Dutch Student Visa/Permit Requirements
You can only apply for the visa when you successfully obtain a letter of acceptance from an accredited university in the Netherlands. It’s a formal procedure. Once this is done, visit the Netherlands embassy and apply for the visa that requires the following documents:
- Bank Statement (proving you can spend 870 Euros/month while studying in the Netherlands)
- Valid passport
- Health Examination Certificate
- Health Insurance Coverage
- Letter of Acceptance from Dutch University etc.
If you are a non-EU/EEA national, you will need a visa to study in the Netherlands. Here are the general requirements for obtaining a student visa:
- Acceptance to a Dutch educational institution: You will need to provide proof of acceptance to a Dutch educational institution that is recognized by the Dutch government. This can be in the form of a letter of acceptance or enrollment confirmation from the educational institution.
- Financial resources: You will need to provide proof of sufficient financial resources to cover your tuition fees, living expenses, and healthcare insurance while studying in the Netherlands. This can be in the form of bank statements, scholarship letters, or other financial documents.
- Health insurance: You will need to purchase Dutch health insurance that meets the requirements set by the Dutch government. The insurance should cover medical expenses, hospitalization, and repatriation in case of emergency.

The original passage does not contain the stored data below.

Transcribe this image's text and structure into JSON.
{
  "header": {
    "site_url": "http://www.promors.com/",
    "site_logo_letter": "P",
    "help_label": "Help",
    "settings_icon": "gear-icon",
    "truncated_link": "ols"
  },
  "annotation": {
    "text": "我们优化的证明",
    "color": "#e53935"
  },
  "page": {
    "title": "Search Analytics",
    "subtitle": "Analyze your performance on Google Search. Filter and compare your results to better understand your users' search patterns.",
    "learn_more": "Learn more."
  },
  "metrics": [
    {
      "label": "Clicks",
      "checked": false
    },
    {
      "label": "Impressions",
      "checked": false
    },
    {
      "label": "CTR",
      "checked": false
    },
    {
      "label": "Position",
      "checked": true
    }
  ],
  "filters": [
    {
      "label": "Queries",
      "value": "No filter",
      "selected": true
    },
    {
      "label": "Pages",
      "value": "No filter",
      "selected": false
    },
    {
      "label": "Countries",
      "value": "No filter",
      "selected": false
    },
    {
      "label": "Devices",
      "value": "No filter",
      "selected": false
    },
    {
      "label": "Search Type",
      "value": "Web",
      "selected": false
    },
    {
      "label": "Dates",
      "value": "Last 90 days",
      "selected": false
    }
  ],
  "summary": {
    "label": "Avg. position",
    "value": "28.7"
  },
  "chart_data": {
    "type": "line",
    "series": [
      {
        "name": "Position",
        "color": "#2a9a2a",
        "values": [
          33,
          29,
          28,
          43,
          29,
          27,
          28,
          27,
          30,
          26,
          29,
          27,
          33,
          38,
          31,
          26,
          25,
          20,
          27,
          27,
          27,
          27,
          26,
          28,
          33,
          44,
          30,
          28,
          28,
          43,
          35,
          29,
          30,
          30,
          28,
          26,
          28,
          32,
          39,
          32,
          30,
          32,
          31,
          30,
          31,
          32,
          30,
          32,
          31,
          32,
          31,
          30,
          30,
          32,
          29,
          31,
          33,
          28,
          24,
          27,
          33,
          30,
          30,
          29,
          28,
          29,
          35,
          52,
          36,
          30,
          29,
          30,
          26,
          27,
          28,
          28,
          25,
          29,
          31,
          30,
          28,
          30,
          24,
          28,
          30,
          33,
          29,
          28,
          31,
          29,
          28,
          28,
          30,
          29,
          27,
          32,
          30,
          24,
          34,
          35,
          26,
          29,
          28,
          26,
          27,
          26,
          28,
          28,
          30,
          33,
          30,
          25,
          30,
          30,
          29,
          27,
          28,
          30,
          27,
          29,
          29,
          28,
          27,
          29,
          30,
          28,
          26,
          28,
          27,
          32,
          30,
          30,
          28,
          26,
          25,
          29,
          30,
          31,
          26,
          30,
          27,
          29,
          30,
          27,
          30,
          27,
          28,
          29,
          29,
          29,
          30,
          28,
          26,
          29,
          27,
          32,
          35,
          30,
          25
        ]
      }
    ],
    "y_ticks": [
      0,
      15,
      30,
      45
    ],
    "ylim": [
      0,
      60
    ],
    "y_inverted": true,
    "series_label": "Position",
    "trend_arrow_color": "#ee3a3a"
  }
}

- Passport: You will need a valid passport that is valid for at least six months beyond your planned stay in the Netherlands.
- English language proficiency: You may be required to provide proof of English language proficiency, such as a TOEFL or IELTS score, depending on the educational institution and program you are applying to.
- Visa application: You will need to submit a visa application to the Dutch embassy or consulate in your home country. The application should include all necessary documents, such as your passport, acceptance letter, financial documents, health insurance, and proof of English proficiency (if required).
It is important to note that the visa application process can take several months, so you should apply as early as possible. Additionally, you may need to undergo a tuberculosis (TB) test and/or provide a certificate of good conduct as part of the visa application process.
Once you arrive in the Netherlands, you will need to register with the local municipality and apply for a residence permit to stay for the duration of your studies.
Students can take jobs but the restrictions on working hours will not sound good to you. A total of only 10 working hours per week is permissible for international students. But the limitation eases in summer breaks when you can work 40 hours a week.
Another drawback is that the employers need to apply for a TWV work permit at INDy before hiring a non-EU, international student. And every new employer of yours will have to go through this official process once again. That extra ordeal on the employer’s part becomes a bit troublesome for some students.
Work After Completion of the Degree
Many international students find this country a safer and better place to get settled. If you wish to do the same, then you’ve got to apply for a search year permit (zoekjaar) after you’ve graduated in the Netherlands. This has to be done before the student permit expires.
If you’re able to get a suitable job within this one-year duration, then you can convert the work permit to a highly skilled migrant permit without leaving the country. If you fail to find a job, then you’ll have to leave the state immediately.
We hope this article proved of great help to you. All The best for your ventures and plans.